Salı 09.04.2013 00:00

Füze Kalkanı Meselesinin İçyüzü

Yıldız savaşlarından füze kalkanına nasıl gelindi?

Tarih 23 Mart 1983. ABD Başkanı Ronald Reagan, Soğuk Savaş'ta dönüm noktası sayılabilecek bir savunma hamlesini açıkladı. Projenin adı "Yıldız Savaşları"ydı ve Sovyetler Birliği'nden ABD topraklarına atılabilecek olası bir füzeyi havada imha edebilen bir savunma sistemini hayata geçiriyordu. Reagan'ın hedefi Sovyetler Birliği'ni bitirmekti. Projeye İngiltere destek verdi, dönemin başbakanı Margaret Thatcher, Reagan ile ortak hareket ederek Sovyetleri sona erdirecek bu projenin arkasında yer aldı. Sovyetler Birliği o dönem Amerika-İngiltere ortaklığındaki bu sistemle mücadele edebilecek kapasitede değildi, dağılışında da bunun büyük etkisi oldu… Son noktayı Obama koydu Soğuk Savaş sona ermiş, Sovyetler dağılmıştı. Baba Bush'un ardından Clinton yönetimi ve nihayet oğul Bush çıktı sahneye. George W. Bush, Reagan'dan kalan savunma sistemi planını genişletti ve ABD topraklarının yanı sıra Avrupa'nın da füze saldırılarına karşı korunma altına alınmasını öngören füze kalkanı projesini geliştirdi. Bush'un amacı Doğu'dan gelecek saldırılara karşı Polonya ve Çek Cumhuriyeti'ne radar ve füze savarlar yerleştirmekti. Ancak Rusya, burnunun dibinde bir Amerikan üssü kurulmasına isyan etti. Rusya'nın bu itirazı üzerine proje rafa kaldırıldı. Bush'tan sonra 2009'da göreve gelen Barack Obama, Rusya'nın kaygılarını göz önünde bulundurarak rafa kaldırılan projenin hem adını hem içeriğini değiştirdi. Yeni haliyle proje sadece Amerikan topraklarını değil, Avrupa'nın ve NATO ülkelerinin korunmasını da kapsıyordu. NATO füze kalkanı projesini sahiplendi ve 19 Kasım'da Lizbon'da yapılan tarihi zirvede proje kabul edildi.
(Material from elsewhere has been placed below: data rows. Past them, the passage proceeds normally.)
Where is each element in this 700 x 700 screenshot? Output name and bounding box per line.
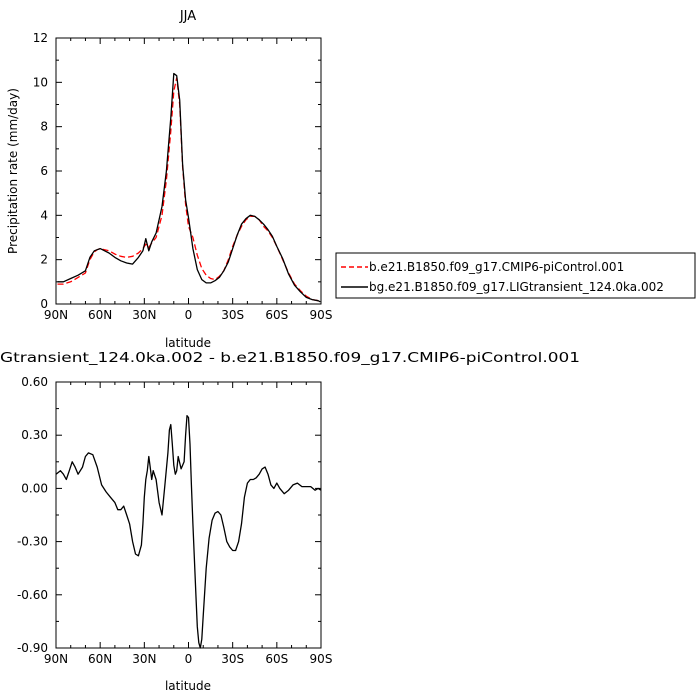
top-y-tick-label: 10 (33, 75, 48, 89)
bottom-y-tick-label: 0.60 (21, 375, 48, 389)
top-x-tick-label: 90N (44, 308, 68, 322)
top-y-tick-label: 2 (40, 253, 48, 267)
legend: b.e21.B1850.f09_g17.CMIP6-piControl.001 … (335, 252, 696, 299)
top-series-line-0 (57, 77, 321, 303)
bottom-x-tick-label: 60N (88, 652, 112, 666)
top-frame (55, 37, 322, 305)
legend-label-lig: bg.e21.B1850.f09_g17.LIGtransient_124.0k… (369, 280, 664, 294)
top-x-tick-label: 60N (88, 308, 112, 322)
bottom-x-tick-label: 90N (44, 652, 68, 666)
top-x-tick-label: 30N (132, 308, 156, 322)
top-x-tick-label: 0 (185, 308, 193, 322)
top-plot-area: 90N 60N 30N 0 30S 60S 90S 0 2 4 6 8 10 12 (33, 31, 333, 322)
bottom-y-tick-label: 0.30 (21, 428, 48, 442)
bottom-x-tick-label: 90S (310, 652, 333, 666)
top-x-axis-label: latitude (165, 336, 211, 350)
bottom-plot-area: 90N 60N 30N 0 30S 60S 90S 0.60 0.30 0.00 -0.30 -0.6… (17, 375, 333, 666)
top-y-tick-label: 12 (33, 31, 48, 45)
top-y-axis-label: Precipitation rate (mm/day) (6, 88, 20, 254)
bottom-x-tick-label: 60S (265, 652, 288, 666)
bottom-y-tick-label: 0.00 (21, 481, 48, 495)
top-y-tick-label: 6 (40, 164, 48, 178)
bottom-y-tick-label: -0.30 (17, 535, 48, 549)
top-x-tick-label: 90S (310, 308, 333, 322)
top-title: JJA (179, 9, 196, 24)
legend-box (335, 252, 696, 299)
bottom-x-axis-label: latitude (165, 679, 211, 693)
top-series-line-1 (57, 72, 321, 303)
top-x-tick-label: 60S (265, 308, 288, 322)
top-y-tick-label: 4 (40, 208, 48, 222)
top-panel: JJA 90N 60N 30N 0 30S 60S 90S 0 2 4 6 8 10 12 Precipi… (6, 9, 696, 350)
legend-label-control: b.e21.B1850.f09_g17.CMIP6-piControl.001 (369, 260, 624, 274)
bottom-x-tick-label: 0 (185, 652, 193, 666)
bottom-x-tick-label: 30S (221, 652, 244, 666)
bottom-y-tick-label: -0.60 (17, 588, 48, 602)
top-y-tick-label: 8 (40, 120, 48, 134)
top-y-tick-label: 0 (40, 297, 48, 311)
top-x-tick-label: 30S (221, 308, 244, 322)
bottom-series-line-0 (55, 415, 322, 649)
bottom-title: Gtransient_124.0ka.002 - b.e21.B1850.f09… (0, 351, 580, 366)
bottom-x-tick-label: 30N (132, 652, 156, 666)
bottom-panel: Gtransient_124.0ka.002 - b.e21.B1850.f09… (0, 351, 580, 693)
bottom-y-tick-label: -0.90 (17, 641, 48, 655)
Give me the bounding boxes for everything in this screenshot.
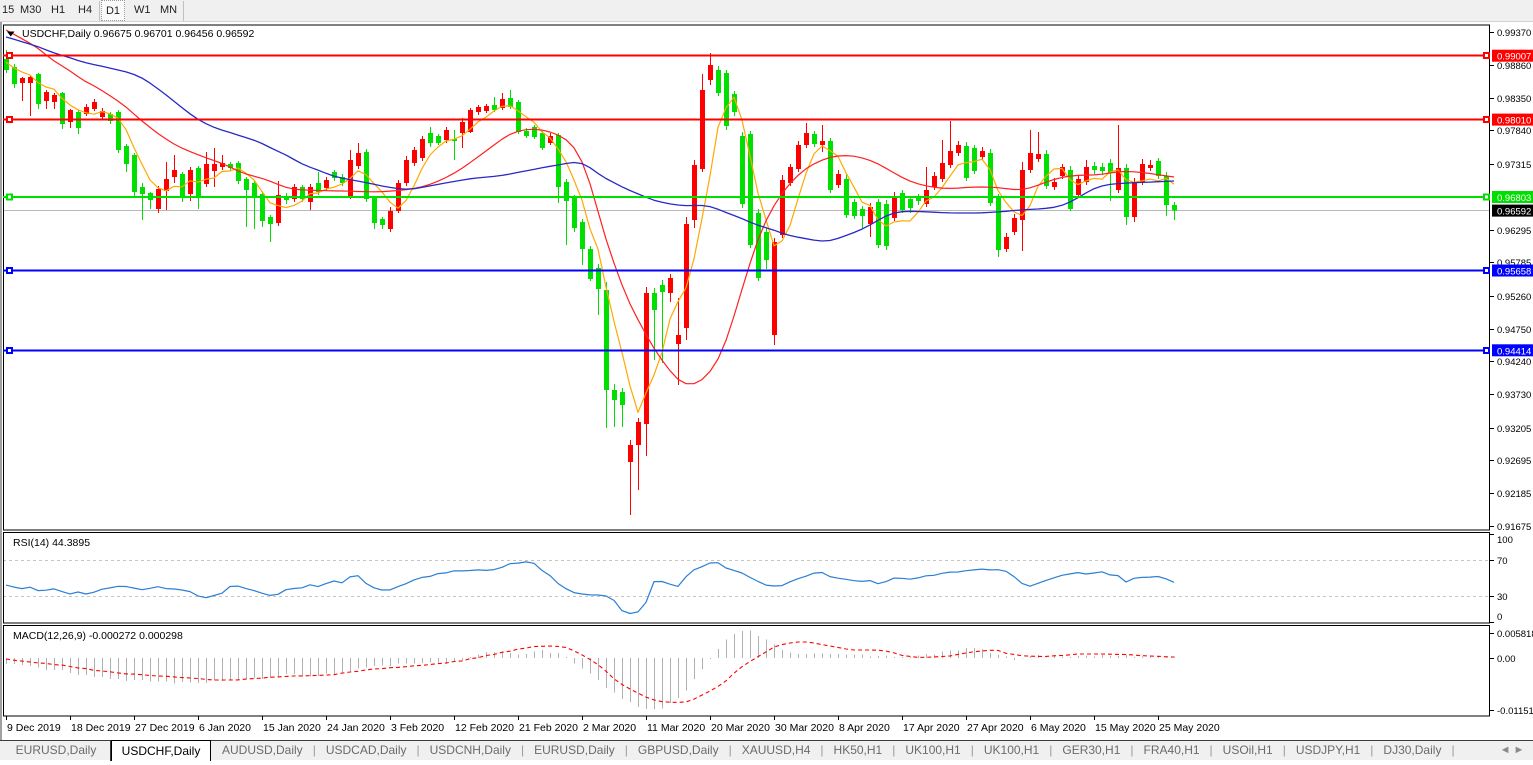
svg-text:2 Mar 2020: 2 Mar 2020 (583, 722, 636, 734)
svg-text:27 Apr 2020: 27 Apr 2020 (967, 722, 1024, 734)
svg-text:3 Feb 2020: 3 Feb 2020 (391, 722, 444, 734)
svg-text:0.98010: 0.98010 (1497, 116, 1531, 127)
svg-text:0.93205: 0.93205 (1497, 424, 1531, 435)
svg-text:27 Dec 2019: 27 Dec 2019 (135, 722, 195, 734)
svg-text:12 Feb 2020: 12 Feb 2020 (455, 722, 514, 734)
svg-text:0.96592: 0.96592 (1497, 207, 1531, 218)
svg-text:0.99370: 0.99370 (1497, 28, 1531, 39)
svg-text:100: 100 (1497, 535, 1513, 546)
svg-text:11 Mar 2020: 11 Mar 2020 (647, 722, 705, 734)
svg-text:30 Mar 2020: 30 Mar 2020 (775, 722, 834, 734)
svg-text:0.94240: 0.94240 (1497, 357, 1531, 368)
svg-text:9 Dec 2019: 9 Dec 2019 (7, 722, 61, 734)
svg-text:0.98860: 0.98860 (1497, 61, 1531, 72)
svg-text:0.93730: 0.93730 (1497, 390, 1531, 401)
svg-text:0.00: 0.00 (1497, 654, 1516, 665)
svg-text:0.92695: 0.92695 (1497, 456, 1531, 467)
svg-text:8 Apr 2020: 8 Apr 2020 (839, 722, 890, 734)
svg-text:RSI(14) 44.3895: RSI(14) 44.3895 (13, 537, 90, 549)
svg-text:0.96295: 0.96295 (1497, 226, 1531, 237)
svg-text:0.97315: 0.97315 (1497, 160, 1531, 171)
svg-text:0.98350: 0.98350 (1497, 94, 1531, 105)
svg-text:25 May 2020: 25 May 2020 (1159, 722, 1220, 734)
svg-text:0.94750: 0.94750 (1497, 325, 1531, 336)
svg-text:18 Dec 2019: 18 Dec 2019 (71, 722, 131, 734)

Üsler Türkiye, Romanya ve Polonya'da
NATO'ya üye 28 ülkeyi kapsayan projeye göre, Doğu'daki herhangi bir noktadan Avrupa'ya yönlendirilen bir füze, kurulan radarlarla tespit edilecek ve bu radarlarla entegre çalışan füze savarlarla, daha havadayken imha edilecekti. Bu sistemin Türkiye, Bulgaristan, Romanya ve Polonya'ya kurulması kararlaştırıldı, ancak Türkiye üç şart öne sürdü. Ankara, ilk olarak kurulacak olan sistemin tüm NATO ülkelerini kapsamasını istedi. Bu şart zaten kabul edilmişti. Bir sonraki soru şuydu: NATO toprakları füzelerden korunacaktı ama hangi ülkenin füzelerinden bahsediliyordu? İşte bu noktada gözler Tahran'a çevrildi. Herkesin aklında İran vardı. Ama Türkiye, "İran hedef gösterilmesin" dedi. Buna iki ülke karşı çıktı, Fransa Cumhurbaşkanı Nicolas Sarkozy ile Almanya Başbakanı Angela Merkel, "İran'dan başka tehdit mi var?" açıklamalarıyla İran'ın adını sıkça andı, fakat Lizbon Zirvesi'nin nihai karar metninde İran'ın adı geçmedi. Türkiye'nin bir sonraki şartı ise komuta kontrolün kimde olacağıyla ilgiliydi. Türkiye, "Sistem topraklarımızda kurulursa, komuta kontrolü bizde olsun" dedi. NATO bu konuya sıcak baktı, sistemin teknik içeriği hazırlandıktan sonra komuta kontrolün kime ya da kimlere verileceği konusundaki kararın alınacağı açıklandı. Sistemin kurulması için NATO'nun önünde altı aylık bir çalışma süresi var. NATO'nun Avrupa'daki komutanı James G. Stavridis, füze savunma sisteminin komuta ile kontrolü ve iki sistemin birbiriyle nasıl entegre olacağı gibi konulara dair detayların üzerinde çalışılacağını, bu süreçte teknik zorlukların üstesinden geleceklerini söyledi.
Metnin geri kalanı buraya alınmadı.